The Ardent Partners analyst team descended on Nashville last week for the ivalua NOW 2023: Americas conference. This event was well-attended and came on the heels of the company’s slightly larger EMEA conference which was held in Paris at the end of March. Ivalua typically selects unique venues for its annual user conferences and this year was no different with the event taking place in the Country Music Hall of Fame and included field trips to the Grand Ole Opry and Gibson’s Garage.
It has been 10 years since Ardent first attended (and participated) in ivalua’s annual event back in 2013 and it has been a pretty impressive decade of growth and innovation for the company. Ivalua reached many major milestones over the past year which included: passing 900 total employees, exceeding $150 million dollars in annual revenues, supporting almost 1500 certified ivalua consultants, and launching the “Environmental Impact Center.”
CEO Keynote: “Welcome to the Age of Uncertainty”
As he did in 2013 (and done each year since), CEO David Khut-Duy came to the stage and delivered the day’s first keynote with a discussion that covered the company, its solutions and customers, and his views on the procurement industry. David began by welcoming us to the “age of uncertainty,” a time when uncertainty is prevalent and shows no signs of ever diminishing. While these have been difficult days (and years), David believes that procurement is well-positioned to help reduce that uncertainty and deliver great value; but to do so, procurement must keep pace with the fast-changing world. To keep pace, procurement must work differently (and better).
For example, David believes that new supplier strategies are needed which could (and from Ardent’s perspective probably should) include nearshoring. It also means a new approach to supplier information management, specifically the ability to capture, track and manage new requirements like ESG reporting. And, it also means finding new ways to engage current stakeholders and new ways to collaborate with new stakeholders.
When David founded ivalua more than 20 years ago, the classic “people, process, and technology paradigm was supreme. Over time, David says that he has come to understand that people and technology are quite inseparable. And to that end, it is his view that digital transformation will make supply chains “more efficient, sustainable and resilient” while unlocking the value of supplier collaboration.
David then presented his “big picture” view on enterprise technology. As enterprises continue to consolidate their technology now and in the future, their solutions will start to fall into four primary buckets:
- Finance
- Employees
- Customers
- Suppliers
This is an idea that has been around for some time (albeit in different variations), but it places supplier/spend management on par with the other large technology packages (which can be either suites or ERPs) used within the enterprise. This idea also aligns very well with ivalua’s overall mission to allow its customers to manage 100% of its spend and 100% of its suppliers on a single platform. One of the things that allows ivalua to stand out in the market today is its unique ability to help its customers manage direct materials spend. As such, David believes that ivalua’s unified platform can serve as the backbone to strategic procurement operations, by offering “flexibility AND best-of-breed capabilities” while delivering value quickly.

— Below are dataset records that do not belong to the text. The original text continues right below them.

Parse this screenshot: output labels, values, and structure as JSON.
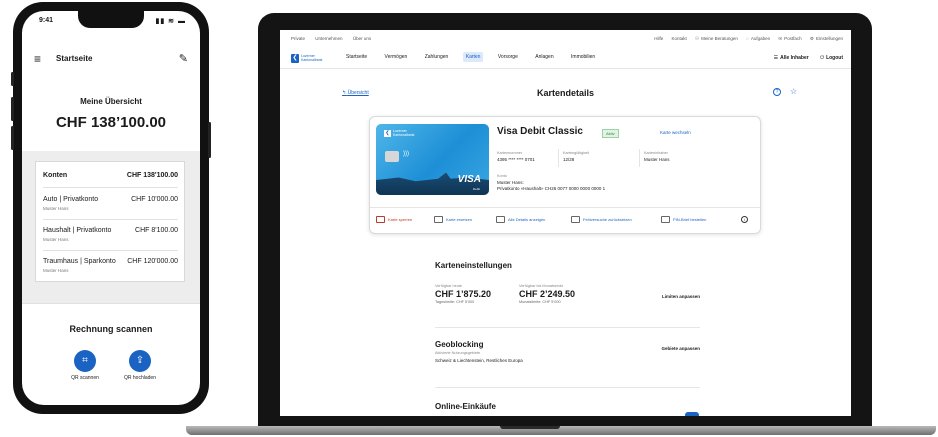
{
  "phone": {
    "time": "9:41",
    "header_title": "Startseite",
    "overview_label": "Meine Übersicht",
    "total": "CHF 138’100.00",
    "accounts": {
      "title": "Konten",
      "total": "CHF 138'100.00",
      "items": [
        {
          "name": "Auto | Privatkonto",
          "owner": "Muster Hans",
          "amount": "CHF 10'000.00"
        },
        {
          "name": "Haushalt | Privatkonto",
          "owner": "Muster Hans",
          "amount": "CHF 8'100.00"
        },
        {
          "name": "Traumhaus | Sparkonto",
          "owner": "Muster Hans",
          "amount": "CHF 120'000.00"
        }
      ]
    },
    "scan_title": "Rechnung scannen",
    "actions": [
      {
        "label": "QR scannen",
        "icon": "qr-scan-icon"
      },
      {
        "label": "QR hochladen",
        "icon": "upload-icon"
      }
    ]
  },
  "web": {
    "topbar_left": [
      "Private",
      "Unternehmen",
      "Über uns"
    ],
    "topbar_right": [
      "Hilfe",
      "Kontakt",
      "Meine Beratungen",
      "Aufgaben",
      "Postfach",
      "Einstellungen"
    ],
    "logo_text": "Luzerner Kantonalbank",
    "nav": [
      "Startseite",
      "Vermögen",
      "Zahlungen",
      "Karten",
      "Vorsorge",
      "Anlagen",
      "Immobilien"
    ],
    "nav_active_index": 3,
    "nav_right": {
      "filter": "Alle Inhaber",
      "logout": "Logout"
    },
    "back_link": "Übersicht",
    "page_title": "Kartendetails",
    "card": {
      "name": "Visa Debit Classic",
      "status": "Aktiv",
      "change_link": "Karte wechseln",
      "visual_bank": "Luzerner Kantonalbank",
      "visual_brand": "VISA",
      "visual_type": "Debit",
      "number_label": "Kartennummer",
      "number": "4395 **** **** 0701",
      "validity_label": "Kartengültigkeit",
      "validity": "12/28",
      "holder_label": "Karteninhaber",
      "holder": "Muster Hans",
      "account_label": "Konto",
      "account_owner": "Muster Hans:",
      "account": "Privatkonto «Haushalt» CH26 0077 0000 0000 0000 1"
    },
    "card_actions": [
      "Karte sperren",
      "Karte ersetzen",
      "Alle Details anzeigen",
      "Fehlversuche zurücksetzen",
      "PIN-Brief bestellen"
    ],
    "settings_title": "Karteneinstellungen",
    "limits": [
      {
        "label": "Verfügbar heute",
        "value": "CHF 1’875.20",
        "sub": "Tageslimite: CHF 5’000"
      },
      {
        "label": "Verfügbar bis Monatsende",
        "value": "CHF 2’249.50",
        "sub": "Monatslimite: CHF 5’000"
      }
    ],
    "limits_button": "Limiten anpassen",
    "geo": {
      "title": "Geoblocking",
      "sub": "Aktivierte Nutzungsgebiete",
      "text": "Schweiz & Liechtenstein, Restliches Europa",
      "button": "Gebiete anpassen"
    },
    "online_title": "Online-Einkäufe"
  },
  "colors": {
    "accent": "#1a63c2",
    "danger": "#c0392b",
    "success": "#2f8a3e"
  }
}
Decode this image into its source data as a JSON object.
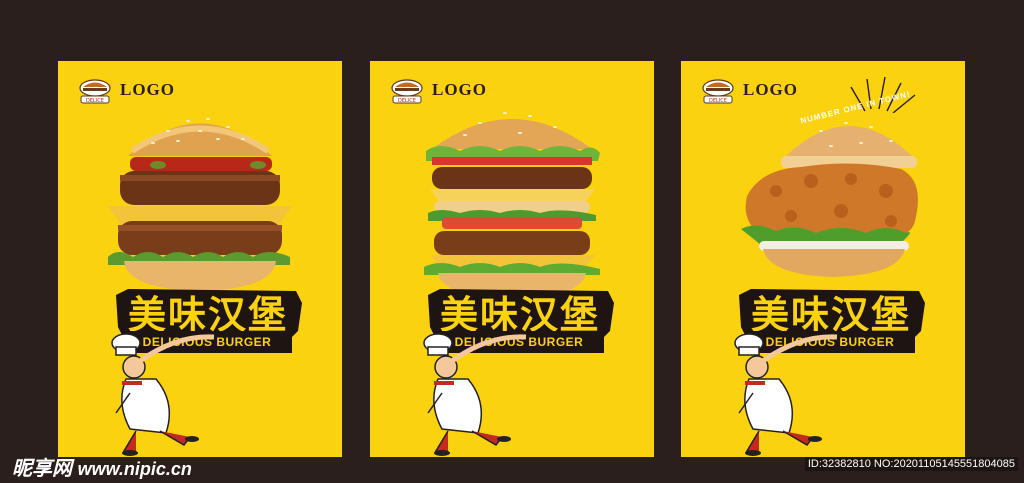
{
  "posters": [
    {
      "logo_text": "LOGO",
      "badge_text": "DELICE",
      "title_cn": "美味汉堡",
      "title_en": "DELICIOUS BURGER"
    },
    {
      "logo_text": "LOGO",
      "badge_text": "DELICE",
      "title_cn": "美味汉堡",
      "title_en": "DELICIOUS BURGER"
    },
    {
      "logo_text": "LOGO",
      "badge_text": "DELICE",
      "title_cn": "美味汉堡",
      "title_en": "DELICIOUS BURGER",
      "slogan": "NUMBER ONE IN TOWN!"
    }
  ],
  "watermark": {
    "brand": "昵享网",
    "url": "www.nipic.cn"
  },
  "image_id": "ID:32382810 NO:20201105145551804085",
  "colors": {
    "background": "#2b1f1d",
    "poster": "#fbd20f",
    "banner": "#1e1512"
  }
}
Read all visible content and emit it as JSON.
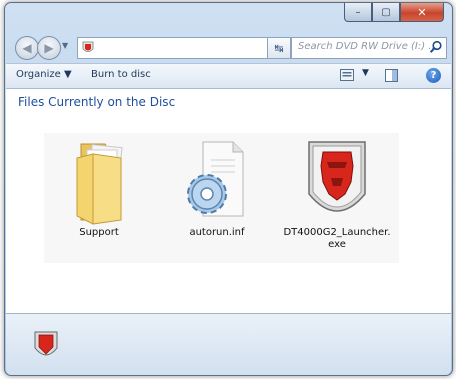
{
  "window": {
    "controls": {
      "minimize": "–",
      "maximize": "▢",
      "close": "✕"
    }
  },
  "nav": {
    "back": "◀",
    "forward": "▶",
    "dropdown": "▼",
    "refresh": "↹",
    "search_placeholder": "Search DVD RW Drive (I:) ..."
  },
  "toolbar": {
    "organize": "Organize ▼",
    "burn": "Burn to disc",
    "views_drop": "▼",
    "help": "?"
  },
  "content": {
    "title": "Files Currently on the Disc",
    "files": [
      {
        "name": "Support",
        "icon": "folder-icon"
      },
      {
        "name": "autorun.inf",
        "icon": "settings-file-icon"
      },
      {
        "name": "DT4000G2_Launcher.exe",
        "icon": "kingston-logo-icon"
      }
    ]
  },
  "colors": {
    "title_blue": "#1e4f9a",
    "kingston_red": "#d8261d"
  }
}
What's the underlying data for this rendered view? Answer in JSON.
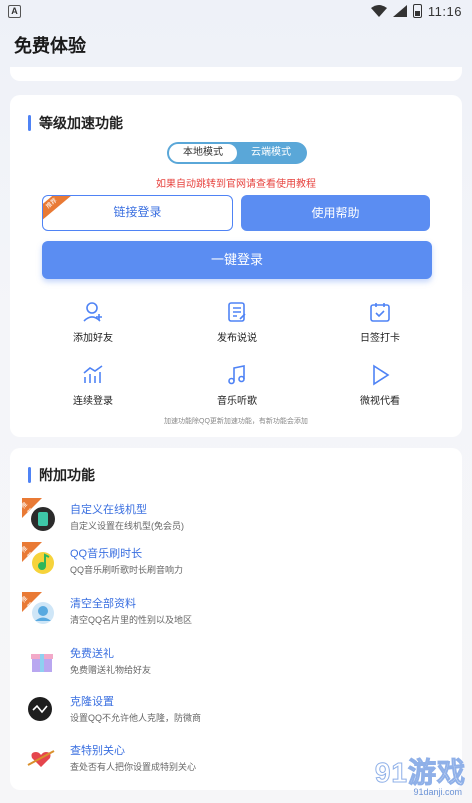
{
  "status_bar": {
    "app_letter": "A",
    "time": "11:16"
  },
  "page": {
    "title": "免费体验"
  },
  "speed_section": {
    "title": "等级加速功能",
    "modes": [
      "本地模式",
      "云端模式"
    ],
    "active_mode": "本地模式",
    "notice": "如果自动跳转到官网请查看使用教程",
    "login_link_label": "链接登录",
    "login_ribbon": "推荐",
    "help_label": "使用帮助",
    "one_click_label": "一键登录",
    "grid": [
      {
        "label": "添加好友",
        "icon": "add-friend-icon"
      },
      {
        "label": "发布说说",
        "icon": "post-status-icon"
      },
      {
        "label": "日签打卡",
        "icon": "daily-checkin-icon"
      },
      {
        "label": "连续登录",
        "icon": "continuous-login-icon"
      },
      {
        "label": "音乐听歌",
        "icon": "music-icon"
      },
      {
        "label": "微视代看",
        "icon": "video-play-icon"
      }
    ],
    "footer_note": "加速功能除QQ更新加速功能，有新功能会添加"
  },
  "extra_section": {
    "title": "附加功能",
    "items": [
      {
        "title": "自定义在线机型",
        "subtitle": "自定义设置在线机型(免会员)",
        "icon": "phone-model-icon",
        "badge": true
      },
      {
        "title": "QQ音乐刷时长",
        "subtitle": "QQ音乐刷听歌时长刷音响力",
        "icon": "qq-music-icon",
        "badge": true
      },
      {
        "title": "清空全部资料",
        "subtitle": "清空QQ名片里的性别以及地区",
        "icon": "clear-profile-icon",
        "badge": true
      },
      {
        "title": "免费送礼",
        "subtitle": "免费赠送礼物给好友",
        "icon": "gift-icon",
        "badge": false
      },
      {
        "title": "克隆设置",
        "subtitle": "设置QQ不允许他人克隆，防微商",
        "icon": "clone-icon",
        "badge": false
      },
      {
        "title": "查特别关心",
        "subtitle": "查处否有人把你设置成特别关心",
        "icon": "heart-arrow-icon",
        "badge": false
      }
    ],
    "badge_text": "推荐"
  },
  "watermark": {
    "main": "91游戏",
    "sub": "91danji.com"
  },
  "colors": {
    "accent": "#5b8df2",
    "warn": "#e7433f",
    "badge": "#e97a35",
    "toggle": "#5aa7d8"
  }
}
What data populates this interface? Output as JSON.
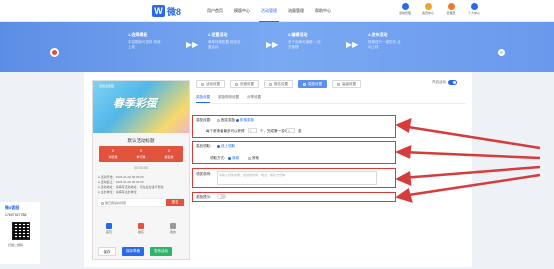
{
  "brand": {
    "logo_mark": "W",
    "logo_text": "微8"
  },
  "nav": [
    {
      "label": "用户首页"
    },
    {
      "label": "模版中心"
    },
    {
      "label": "活动管理"
    },
    {
      "label": "流量管理"
    },
    {
      "label": "帮助中心"
    }
  ],
  "top_icons": [
    {
      "label": "活动管理",
      "icon": "trophy-icon",
      "color": "#2a6ae8"
    },
    {
      "label": "会员中心",
      "icon": "crown-icon",
      "color": "#f0a32b"
    },
    {
      "label": "管理员",
      "icon": "user-icon",
      "color": "#f07a2b"
    },
    {
      "label": "个人中心",
      "icon": "person-icon",
      "color": "#2a6ae8"
    }
  ],
  "steps": [
    {
      "title": "1.选择模板",
      "desc": "丰富模板可选择 快速上线"
    },
    {
      "title": "2.设置活动",
      "desc": "简单快速配置 轻松设置活动"
    },
    {
      "title": "3.编辑活动",
      "desc": "多个页面可编辑 一站式管理"
    },
    {
      "title": "4.发布活动",
      "desc": "快速进行一键发布 活动上线"
    }
  ],
  "preview": {
    "poster_small": "活动主题图",
    "poster_title": "春季彩蛋",
    "activity_name": "默认活动标题",
    "counters": [
      {
        "num": "0",
        "label": "浏览量"
      },
      {
        "num": "0",
        "label": "参与数"
      },
      {
        "num": "0",
        "label": "报名数"
      }
    ],
    "countdown": "00:00:00",
    "info_rows": [
      "● 活动开始：2024-01-00 00:00:00",
      "● 活动截止：2024-01-00 00:00:00",
      "● 活动地址：请填写活动地址，可在后台进行修改",
      "● 主办单位：请填写主办单位"
    ],
    "join_check": "我已阅读并同意",
    "join_button": "报名",
    "tabbar": [
      {
        "label": "首页",
        "color": "#2a6ae8"
      },
      {
        "label": "报名",
        "color": "#e2533d"
      },
      {
        "label": "我的",
        "color": "#999999"
      }
    ],
    "buttons": [
      {
        "label": "保存",
        "bg": "#ffffff",
        "fg": "#333333"
      },
      {
        "label": "保存草稿",
        "bg": "#2a6ae8",
        "fg": "#ffffff"
      },
      {
        "label": "发布活动",
        "bg": "#2fb36a",
        "fg": "#ffffff"
      }
    ]
  },
  "side_panel": {
    "title": "微8客服",
    "phone": "17607927788",
    "scan_text": "扫描二维码"
  },
  "config_tabs": [
    {
      "label": "活动设置",
      "active": false
    },
    {
      "label": "页面设置",
      "active": false
    },
    {
      "label": "报名设置",
      "active": false
    },
    {
      "label": "奖励设置",
      "active": true
    },
    {
      "label": "高级设置",
      "active": false
    }
  ],
  "enable_label": "开启活动",
  "subtabs": [
    {
      "label": "奖励设置",
      "active": true
    },
    {
      "label": "奖励规则设置",
      "active": false
    },
    {
      "label": "分享设置",
      "active": false
    }
  ],
  "section1": {
    "label": "奖励设置：",
    "opt1": "固定奖励",
    "opt2": "阶梯奖励",
    "row_label": "每个邀请者最多可以获得",
    "v1": "1",
    "mid": "个，完成第一名时",
    "v2": "0",
    "end": "奖"
  },
  "section2": {
    "label": "奖品领取：",
    "opt1": "线上领取",
    "row_label": "领取方式：",
    "opt2": "商城",
    "opt3": "其他"
  },
  "section3": {
    "label": "领奖说明：",
    "placeholder": "请输入领奖说明，如领奖时间、地点、联系方式等"
  },
  "section4": {
    "label": "奖励提示："
  }
}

David says that ivalua is a company that cares for its customers, employees, and the environment; its customer retention rate averages between 95% and 99%, so it is clearly doing something right.
David thinks the future looks bright and says that his company will focus on a few innovation areas this year including
- Environment Impact Management
- Community Management
- Invoice Management
- Continuous transaction Control
- User Adoption.
It is a great thing to have dreams, says David but it’s the planners that make the dreams come true. In recent years, David has assembled a very strong team of dreamers and planners; I would not be surprised if ivalua today has surpassed the early dreams of David and his co-founders.